Secondly I listen to audiobooks as well. I find I can switch between books and audiobooks with no break in a way I can’t when I finish an actual book. I can craft or rest or sort my messy kitchen and listen and feel like I’m making progress on more than just my reading if that’s something I need.
I no longer make a plan for what I read because I rarely stick to it. It can feel like pressure if I’ve planned four books and get stuck on two. It’s not a failure but it’s how I’ve felt (damn you depression). Sometimes the book I’ve been saving for the readathon isn’t what grabs my attention on the day. And even if I do start reading it that doesn’t mean I won’t put it aside for something else.
I try to start with a short book so I can feel accomplished. And that’s often kidlit.
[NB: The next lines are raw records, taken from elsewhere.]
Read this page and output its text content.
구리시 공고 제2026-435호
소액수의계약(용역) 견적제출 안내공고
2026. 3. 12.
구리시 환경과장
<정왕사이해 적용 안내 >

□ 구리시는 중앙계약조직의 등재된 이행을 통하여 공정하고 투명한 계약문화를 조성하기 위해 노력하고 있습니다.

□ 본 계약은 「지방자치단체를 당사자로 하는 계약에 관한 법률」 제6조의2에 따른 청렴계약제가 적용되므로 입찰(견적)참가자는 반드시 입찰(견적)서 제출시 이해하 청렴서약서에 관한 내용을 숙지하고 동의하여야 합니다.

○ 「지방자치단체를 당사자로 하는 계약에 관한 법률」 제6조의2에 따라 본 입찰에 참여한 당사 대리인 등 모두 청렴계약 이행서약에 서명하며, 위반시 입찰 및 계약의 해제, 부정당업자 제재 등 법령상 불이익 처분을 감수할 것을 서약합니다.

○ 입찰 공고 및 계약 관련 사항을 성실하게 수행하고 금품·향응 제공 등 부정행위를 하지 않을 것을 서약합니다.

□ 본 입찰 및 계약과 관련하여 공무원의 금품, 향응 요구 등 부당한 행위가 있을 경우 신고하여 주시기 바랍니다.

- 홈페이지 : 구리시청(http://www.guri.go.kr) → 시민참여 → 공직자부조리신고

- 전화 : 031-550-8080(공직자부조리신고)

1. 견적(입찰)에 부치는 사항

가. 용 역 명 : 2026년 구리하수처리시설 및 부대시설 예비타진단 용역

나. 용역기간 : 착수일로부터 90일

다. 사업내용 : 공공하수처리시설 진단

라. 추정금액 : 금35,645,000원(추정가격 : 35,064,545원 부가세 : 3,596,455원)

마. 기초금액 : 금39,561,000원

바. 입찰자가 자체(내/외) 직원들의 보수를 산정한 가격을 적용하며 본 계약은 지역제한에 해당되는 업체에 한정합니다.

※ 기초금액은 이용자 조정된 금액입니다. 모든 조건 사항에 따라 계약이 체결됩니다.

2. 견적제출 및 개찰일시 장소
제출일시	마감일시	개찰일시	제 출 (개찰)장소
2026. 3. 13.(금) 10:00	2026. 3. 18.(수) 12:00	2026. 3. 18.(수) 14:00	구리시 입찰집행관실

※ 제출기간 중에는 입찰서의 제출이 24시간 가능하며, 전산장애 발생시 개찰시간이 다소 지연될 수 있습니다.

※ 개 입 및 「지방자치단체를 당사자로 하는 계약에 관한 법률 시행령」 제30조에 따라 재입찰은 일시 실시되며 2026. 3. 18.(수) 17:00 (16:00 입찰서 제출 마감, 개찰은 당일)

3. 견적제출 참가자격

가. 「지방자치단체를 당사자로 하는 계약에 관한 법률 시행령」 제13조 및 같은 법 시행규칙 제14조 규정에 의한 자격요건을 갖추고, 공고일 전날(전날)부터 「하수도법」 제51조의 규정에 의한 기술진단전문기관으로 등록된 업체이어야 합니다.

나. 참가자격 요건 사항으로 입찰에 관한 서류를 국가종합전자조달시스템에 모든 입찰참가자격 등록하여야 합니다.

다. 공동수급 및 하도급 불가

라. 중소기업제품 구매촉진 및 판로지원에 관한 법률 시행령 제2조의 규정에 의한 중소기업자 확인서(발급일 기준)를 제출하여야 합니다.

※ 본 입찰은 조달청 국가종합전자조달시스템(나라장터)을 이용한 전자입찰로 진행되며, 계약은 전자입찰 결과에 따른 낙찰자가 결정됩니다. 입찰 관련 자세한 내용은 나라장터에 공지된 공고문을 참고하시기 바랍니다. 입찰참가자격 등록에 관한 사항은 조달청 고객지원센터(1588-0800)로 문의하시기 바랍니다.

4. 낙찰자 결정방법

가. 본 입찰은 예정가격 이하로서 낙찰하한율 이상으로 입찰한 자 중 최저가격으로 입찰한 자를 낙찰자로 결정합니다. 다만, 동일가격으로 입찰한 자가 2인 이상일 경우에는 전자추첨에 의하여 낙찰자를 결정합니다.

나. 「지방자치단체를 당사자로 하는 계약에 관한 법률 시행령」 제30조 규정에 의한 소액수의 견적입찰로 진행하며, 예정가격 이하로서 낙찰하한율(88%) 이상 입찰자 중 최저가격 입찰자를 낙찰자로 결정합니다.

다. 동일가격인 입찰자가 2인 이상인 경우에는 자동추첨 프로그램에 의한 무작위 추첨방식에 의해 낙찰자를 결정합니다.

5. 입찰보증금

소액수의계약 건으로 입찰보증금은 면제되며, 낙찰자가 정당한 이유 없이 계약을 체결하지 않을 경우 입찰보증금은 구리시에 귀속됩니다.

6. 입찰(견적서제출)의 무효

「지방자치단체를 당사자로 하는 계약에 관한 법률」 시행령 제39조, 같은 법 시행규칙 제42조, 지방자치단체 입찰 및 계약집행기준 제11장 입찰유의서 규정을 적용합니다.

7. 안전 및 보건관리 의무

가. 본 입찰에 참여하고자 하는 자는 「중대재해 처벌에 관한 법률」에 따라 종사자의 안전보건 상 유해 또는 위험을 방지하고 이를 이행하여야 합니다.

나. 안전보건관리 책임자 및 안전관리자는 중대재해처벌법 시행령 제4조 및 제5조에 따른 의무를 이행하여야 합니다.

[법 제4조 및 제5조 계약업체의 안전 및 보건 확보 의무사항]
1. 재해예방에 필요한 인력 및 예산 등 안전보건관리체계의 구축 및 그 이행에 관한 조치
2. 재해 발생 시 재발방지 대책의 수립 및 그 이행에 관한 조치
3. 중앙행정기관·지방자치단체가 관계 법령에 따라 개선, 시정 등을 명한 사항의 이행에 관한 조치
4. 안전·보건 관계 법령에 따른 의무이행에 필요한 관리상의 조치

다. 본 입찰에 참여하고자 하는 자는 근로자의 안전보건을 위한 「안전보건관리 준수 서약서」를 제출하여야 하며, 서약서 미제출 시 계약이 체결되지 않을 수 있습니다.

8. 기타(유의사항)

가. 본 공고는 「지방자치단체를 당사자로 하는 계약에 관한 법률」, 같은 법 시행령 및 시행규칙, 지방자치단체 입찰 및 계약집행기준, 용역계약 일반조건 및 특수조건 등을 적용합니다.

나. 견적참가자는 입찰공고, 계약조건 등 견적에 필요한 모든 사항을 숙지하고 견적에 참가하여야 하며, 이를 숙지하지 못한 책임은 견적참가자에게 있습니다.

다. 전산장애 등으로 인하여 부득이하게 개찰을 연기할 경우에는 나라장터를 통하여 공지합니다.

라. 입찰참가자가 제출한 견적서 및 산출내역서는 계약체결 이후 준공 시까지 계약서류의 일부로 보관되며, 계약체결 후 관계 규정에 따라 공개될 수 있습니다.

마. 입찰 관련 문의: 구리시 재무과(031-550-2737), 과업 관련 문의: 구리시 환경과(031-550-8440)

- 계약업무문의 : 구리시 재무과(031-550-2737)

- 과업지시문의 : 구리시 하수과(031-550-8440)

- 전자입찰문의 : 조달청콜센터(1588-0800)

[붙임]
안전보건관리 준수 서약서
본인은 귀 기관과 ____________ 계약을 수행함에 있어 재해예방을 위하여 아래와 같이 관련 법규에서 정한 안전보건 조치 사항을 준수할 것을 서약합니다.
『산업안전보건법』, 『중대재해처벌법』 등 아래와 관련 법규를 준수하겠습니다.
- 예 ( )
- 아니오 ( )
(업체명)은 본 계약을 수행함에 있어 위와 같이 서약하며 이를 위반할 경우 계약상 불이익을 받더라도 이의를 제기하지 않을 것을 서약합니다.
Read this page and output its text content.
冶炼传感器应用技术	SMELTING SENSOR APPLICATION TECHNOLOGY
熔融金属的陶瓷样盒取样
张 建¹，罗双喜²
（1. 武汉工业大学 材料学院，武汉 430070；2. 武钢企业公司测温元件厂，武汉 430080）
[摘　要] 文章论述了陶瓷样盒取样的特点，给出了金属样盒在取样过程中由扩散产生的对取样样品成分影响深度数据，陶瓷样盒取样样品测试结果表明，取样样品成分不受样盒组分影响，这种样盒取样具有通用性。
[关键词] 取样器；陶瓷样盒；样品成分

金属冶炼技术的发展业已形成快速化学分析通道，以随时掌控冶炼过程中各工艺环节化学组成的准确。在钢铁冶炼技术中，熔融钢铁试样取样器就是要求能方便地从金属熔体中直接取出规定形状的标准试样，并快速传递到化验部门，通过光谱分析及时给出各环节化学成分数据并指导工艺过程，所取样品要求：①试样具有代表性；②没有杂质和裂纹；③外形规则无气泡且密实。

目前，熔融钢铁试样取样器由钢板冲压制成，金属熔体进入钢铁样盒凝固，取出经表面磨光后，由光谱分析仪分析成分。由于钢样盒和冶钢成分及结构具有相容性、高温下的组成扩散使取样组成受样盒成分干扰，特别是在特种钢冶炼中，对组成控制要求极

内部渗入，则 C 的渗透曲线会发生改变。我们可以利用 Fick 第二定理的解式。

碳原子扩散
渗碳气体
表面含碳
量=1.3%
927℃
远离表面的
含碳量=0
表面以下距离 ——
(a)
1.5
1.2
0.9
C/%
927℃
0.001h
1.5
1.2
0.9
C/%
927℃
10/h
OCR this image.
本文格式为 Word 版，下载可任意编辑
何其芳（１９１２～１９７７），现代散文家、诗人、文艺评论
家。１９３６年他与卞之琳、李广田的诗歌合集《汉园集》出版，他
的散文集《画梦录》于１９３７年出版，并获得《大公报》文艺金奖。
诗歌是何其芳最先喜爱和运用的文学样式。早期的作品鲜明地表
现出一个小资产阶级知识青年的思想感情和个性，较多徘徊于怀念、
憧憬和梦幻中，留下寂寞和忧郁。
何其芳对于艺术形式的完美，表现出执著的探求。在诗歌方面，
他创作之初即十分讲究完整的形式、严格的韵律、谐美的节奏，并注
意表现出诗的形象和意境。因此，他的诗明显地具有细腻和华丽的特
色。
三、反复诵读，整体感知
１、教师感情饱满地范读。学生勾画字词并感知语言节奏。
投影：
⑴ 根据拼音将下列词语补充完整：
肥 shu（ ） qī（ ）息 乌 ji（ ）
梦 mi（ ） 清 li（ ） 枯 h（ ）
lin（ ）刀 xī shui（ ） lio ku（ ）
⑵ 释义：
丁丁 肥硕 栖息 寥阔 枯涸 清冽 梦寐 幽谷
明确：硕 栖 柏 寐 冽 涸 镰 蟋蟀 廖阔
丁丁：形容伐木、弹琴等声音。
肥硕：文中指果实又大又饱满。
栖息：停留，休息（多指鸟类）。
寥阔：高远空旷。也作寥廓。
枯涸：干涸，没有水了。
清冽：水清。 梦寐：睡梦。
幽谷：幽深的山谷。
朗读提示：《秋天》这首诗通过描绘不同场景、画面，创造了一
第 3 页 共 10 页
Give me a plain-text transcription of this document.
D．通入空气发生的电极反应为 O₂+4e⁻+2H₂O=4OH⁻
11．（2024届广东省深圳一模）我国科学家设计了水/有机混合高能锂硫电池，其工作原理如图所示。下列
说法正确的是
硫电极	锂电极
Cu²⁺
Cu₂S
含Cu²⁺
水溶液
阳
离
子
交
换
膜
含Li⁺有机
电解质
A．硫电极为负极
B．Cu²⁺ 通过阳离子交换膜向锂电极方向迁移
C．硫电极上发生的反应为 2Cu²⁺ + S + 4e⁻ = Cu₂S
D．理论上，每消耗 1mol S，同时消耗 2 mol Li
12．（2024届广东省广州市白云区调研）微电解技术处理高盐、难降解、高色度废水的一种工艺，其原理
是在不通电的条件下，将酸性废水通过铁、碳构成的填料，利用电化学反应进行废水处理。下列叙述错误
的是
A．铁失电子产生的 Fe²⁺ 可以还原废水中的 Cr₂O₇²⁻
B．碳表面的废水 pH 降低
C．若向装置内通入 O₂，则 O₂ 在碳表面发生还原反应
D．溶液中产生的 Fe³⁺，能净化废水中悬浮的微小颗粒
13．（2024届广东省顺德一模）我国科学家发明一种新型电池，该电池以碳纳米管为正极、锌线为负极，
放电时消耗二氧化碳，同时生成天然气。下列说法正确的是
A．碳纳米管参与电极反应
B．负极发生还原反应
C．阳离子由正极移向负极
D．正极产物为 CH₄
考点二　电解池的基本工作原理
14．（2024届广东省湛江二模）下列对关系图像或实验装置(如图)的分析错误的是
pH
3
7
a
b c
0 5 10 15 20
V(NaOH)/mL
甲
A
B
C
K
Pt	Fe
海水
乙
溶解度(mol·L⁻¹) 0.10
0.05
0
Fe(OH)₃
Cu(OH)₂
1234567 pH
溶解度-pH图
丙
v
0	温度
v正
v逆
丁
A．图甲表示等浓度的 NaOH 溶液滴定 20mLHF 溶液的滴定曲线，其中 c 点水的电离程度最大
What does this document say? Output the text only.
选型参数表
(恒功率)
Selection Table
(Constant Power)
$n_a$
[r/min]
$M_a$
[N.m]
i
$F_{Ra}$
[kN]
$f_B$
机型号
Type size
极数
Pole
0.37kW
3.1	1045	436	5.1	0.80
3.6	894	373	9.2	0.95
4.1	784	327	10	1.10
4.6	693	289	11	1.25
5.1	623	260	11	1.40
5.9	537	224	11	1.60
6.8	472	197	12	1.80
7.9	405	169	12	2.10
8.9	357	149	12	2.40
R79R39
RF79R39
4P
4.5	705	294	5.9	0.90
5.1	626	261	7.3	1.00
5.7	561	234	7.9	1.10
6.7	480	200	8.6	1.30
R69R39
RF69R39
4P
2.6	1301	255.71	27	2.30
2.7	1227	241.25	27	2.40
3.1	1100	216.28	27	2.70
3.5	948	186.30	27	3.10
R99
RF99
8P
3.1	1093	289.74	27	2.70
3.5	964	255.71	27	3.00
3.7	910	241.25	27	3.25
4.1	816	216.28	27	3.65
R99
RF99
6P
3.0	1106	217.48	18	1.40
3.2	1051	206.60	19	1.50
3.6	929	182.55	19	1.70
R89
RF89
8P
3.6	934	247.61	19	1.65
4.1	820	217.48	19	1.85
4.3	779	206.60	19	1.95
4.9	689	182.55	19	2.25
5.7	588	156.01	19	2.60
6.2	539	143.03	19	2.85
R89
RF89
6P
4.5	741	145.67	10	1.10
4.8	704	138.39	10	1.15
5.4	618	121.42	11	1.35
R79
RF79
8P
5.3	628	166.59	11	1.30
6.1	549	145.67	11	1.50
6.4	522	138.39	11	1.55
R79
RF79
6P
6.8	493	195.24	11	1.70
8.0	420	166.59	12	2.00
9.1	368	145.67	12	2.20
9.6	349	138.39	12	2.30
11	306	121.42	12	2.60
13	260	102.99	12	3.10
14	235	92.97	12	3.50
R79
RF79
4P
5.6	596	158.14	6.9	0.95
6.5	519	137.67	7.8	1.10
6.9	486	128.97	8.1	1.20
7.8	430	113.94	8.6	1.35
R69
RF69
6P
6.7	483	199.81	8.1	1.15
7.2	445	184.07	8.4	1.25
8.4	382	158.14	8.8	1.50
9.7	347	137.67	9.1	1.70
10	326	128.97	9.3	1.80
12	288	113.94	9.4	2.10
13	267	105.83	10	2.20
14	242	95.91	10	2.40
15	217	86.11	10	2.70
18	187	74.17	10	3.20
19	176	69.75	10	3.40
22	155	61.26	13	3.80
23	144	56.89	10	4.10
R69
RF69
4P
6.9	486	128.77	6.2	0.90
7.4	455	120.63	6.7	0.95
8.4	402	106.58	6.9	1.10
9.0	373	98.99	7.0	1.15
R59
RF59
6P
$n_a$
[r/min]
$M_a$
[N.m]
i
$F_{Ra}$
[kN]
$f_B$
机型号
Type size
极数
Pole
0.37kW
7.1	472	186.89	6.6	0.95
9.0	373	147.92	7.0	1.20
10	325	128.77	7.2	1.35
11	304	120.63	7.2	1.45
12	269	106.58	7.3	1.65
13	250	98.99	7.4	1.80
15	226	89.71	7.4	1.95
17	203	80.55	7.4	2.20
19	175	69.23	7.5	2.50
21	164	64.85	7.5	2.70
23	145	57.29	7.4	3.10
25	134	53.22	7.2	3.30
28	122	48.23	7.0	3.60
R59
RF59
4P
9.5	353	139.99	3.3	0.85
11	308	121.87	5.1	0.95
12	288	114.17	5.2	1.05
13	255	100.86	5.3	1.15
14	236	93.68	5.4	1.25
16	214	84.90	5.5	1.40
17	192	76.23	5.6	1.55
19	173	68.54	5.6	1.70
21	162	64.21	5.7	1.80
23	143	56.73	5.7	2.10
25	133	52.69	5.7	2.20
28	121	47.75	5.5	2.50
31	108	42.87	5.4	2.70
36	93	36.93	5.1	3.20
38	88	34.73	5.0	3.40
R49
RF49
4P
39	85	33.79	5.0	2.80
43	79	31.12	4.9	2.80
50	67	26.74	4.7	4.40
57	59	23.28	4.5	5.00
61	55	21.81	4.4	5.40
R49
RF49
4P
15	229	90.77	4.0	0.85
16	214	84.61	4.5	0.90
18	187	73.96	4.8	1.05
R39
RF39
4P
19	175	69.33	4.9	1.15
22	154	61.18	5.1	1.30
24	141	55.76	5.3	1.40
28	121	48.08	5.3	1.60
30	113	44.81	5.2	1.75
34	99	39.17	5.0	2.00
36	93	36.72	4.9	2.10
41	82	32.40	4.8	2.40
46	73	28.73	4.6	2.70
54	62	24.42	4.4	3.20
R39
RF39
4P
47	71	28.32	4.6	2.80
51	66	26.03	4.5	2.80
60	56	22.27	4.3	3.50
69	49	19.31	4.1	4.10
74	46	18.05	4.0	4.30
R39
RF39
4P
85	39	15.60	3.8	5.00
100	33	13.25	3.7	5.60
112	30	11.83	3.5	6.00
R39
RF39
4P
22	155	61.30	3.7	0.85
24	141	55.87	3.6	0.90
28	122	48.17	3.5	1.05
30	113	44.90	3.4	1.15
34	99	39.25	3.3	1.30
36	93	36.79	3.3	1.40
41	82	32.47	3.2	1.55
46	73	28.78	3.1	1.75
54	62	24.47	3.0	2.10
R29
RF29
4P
This year I’m wondering about rereading Matilda by Roald Dahl as I’m going to see the musical soon.
Finally when I’ve really wanted to keep reading but not had the motivation reaching out on social media can help find encouragement and likely another reader feeling the same to sympathise with.
I’m pleased to say that now I have strategies in place (and in part am in a better place with my mental health) I usually end up taking a break and then getting back into my reading and finding the love once again.
How do you keep motivated during the readathon and deal with those down moments?